What is generative AI?
Generative AI is a type of artificial intelligence technology that is capable of generating text, images, code or other types of content, often in response to a prompt entered by a user. For example when using a chatbot, users type questions or instructions into an input field, and the AI model can generate a human-like response.
What are the benefits of generative AI?
Efficiency is the most compelling benefit of generative AI. A business can automate specific tasks, enabling them to focus their time, energy and resources on more important strategic objectives. The benefits of this can range from lower labour costs to greater operational efficiency and new insights into the performance of certain business processes.
Generative AI tools are also being used for idea creation, content planning and scheduling, search engine optimisation, marketing, audience engagement, research and editing and potentially more.
What are the concerns of generative AI?
A major concern is the potential for spreading misinformation and harmful content and the social impact of this as well as reputation and potential financial damage to the enterprise. Concerns have also been raised about the automation of tasks by generative AI and issues around workforce and job displacement.
What is the difference between generative AI and general AI?
Generative AI and general AI both relate to the field of artificial intelligence, with generative AI a subtype of general AI.
Generative AI uses various machine learning techniques, such as LLMs, to generate new content from patterns learned from training data. These outputs can be text, images, music or anything else that can be represented digitally.
Simply, general AI is the concept of computer systems and robotics that possess human-like intelligence and autonomy. It should be noted that most AI systems are examples of “narrow AI,” in that they’re designed for very specific tasks.
What is the difference between generative AI and machine learning?
Generative AI is a subset of artificial intelligence, and generative AI models use machine learning techniques to process and generate data. Machine learning is the foundation of AI and is the application of computer algorithms to data to teach a computer to perform a specific task. Machine learning is the process that enables AI systems to make informed decisions or predictions based on the patterns they have learned.

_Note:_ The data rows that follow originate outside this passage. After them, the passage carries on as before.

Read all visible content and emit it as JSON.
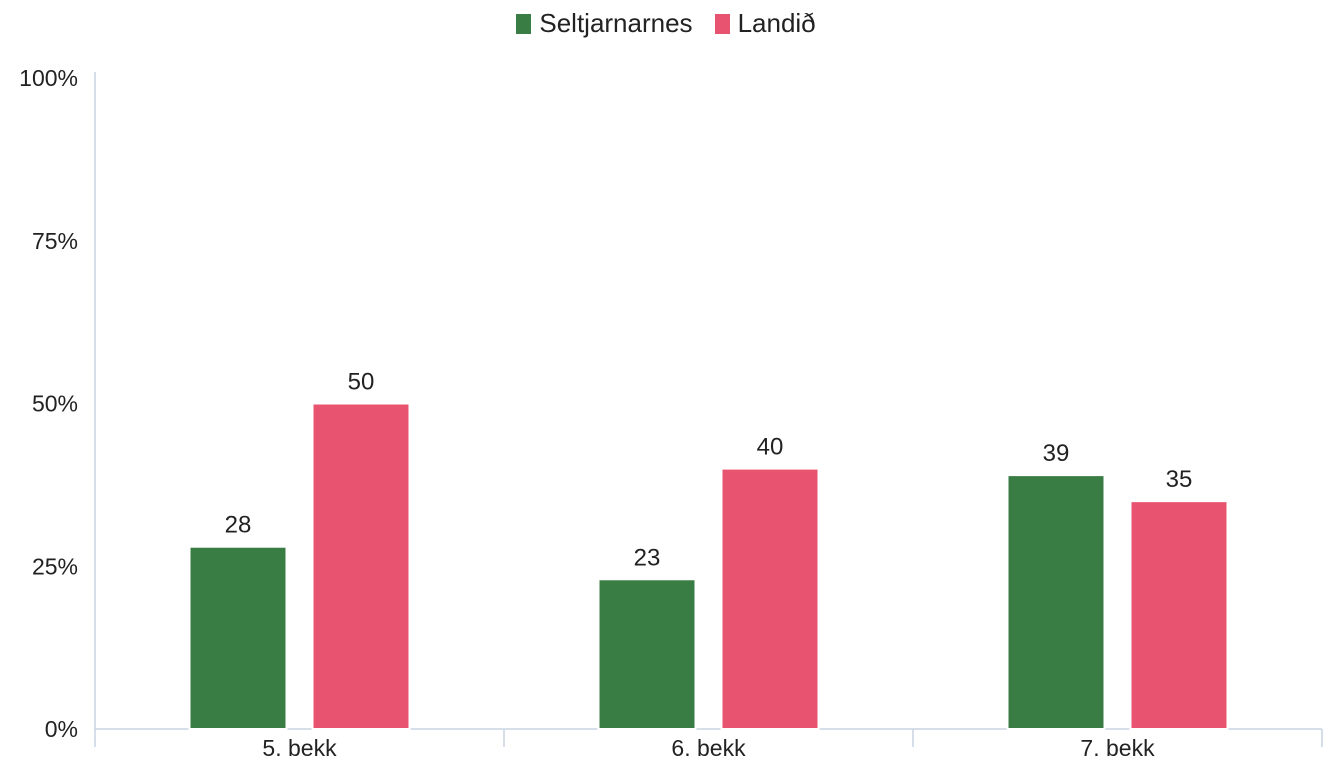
{
  "legend": {
    "items": [
      {
        "label": "Seltjarnarnes",
        "color": "#3a7d44"
      },
      {
        "label": "Landið",
        "color": "#e8546f"
      }
    ]
  },
  "chart_data": {
    "type": "bar",
    "categories": [
      "5. bekk",
      "6. bekk",
      "7. bekk"
    ],
    "series": [
      {
        "name": "Seltjarnarnes",
        "values": [
          28,
          23,
          39
        ],
        "color": "#3a7d44"
      },
      {
        "name": "Landið",
        "values": [
          50,
          40,
          35
        ],
        "color": "#e8546f"
      }
    ],
    "ylim": [
      0,
      100
    ],
    "yticks": [
      0,
      25,
      50,
      75,
      100
    ],
    "ytick_labels": [
      "0%",
      "25%",
      "50%",
      "75%",
      "100%"
    ],
    "data_labels": true,
    "grid": false,
    "legend_position": "top-center",
    "title": "",
    "xlabel": "",
    "ylabel": ""
  }
}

What are Deep Learning Models?
Deep learning models are a class of ML models that imitate the way humans process information. The model consists of several layers of processing (hence the term ‘deep’) to extract high-level features from the data provided. The final layer provides the more human-like insight. Whilst traditional ML models require data to be labelled, this is not the case with deep learning models that can ingest large amounts of unstructured data. They are used to perform more human-like functions such as facial recognition and natural language processing.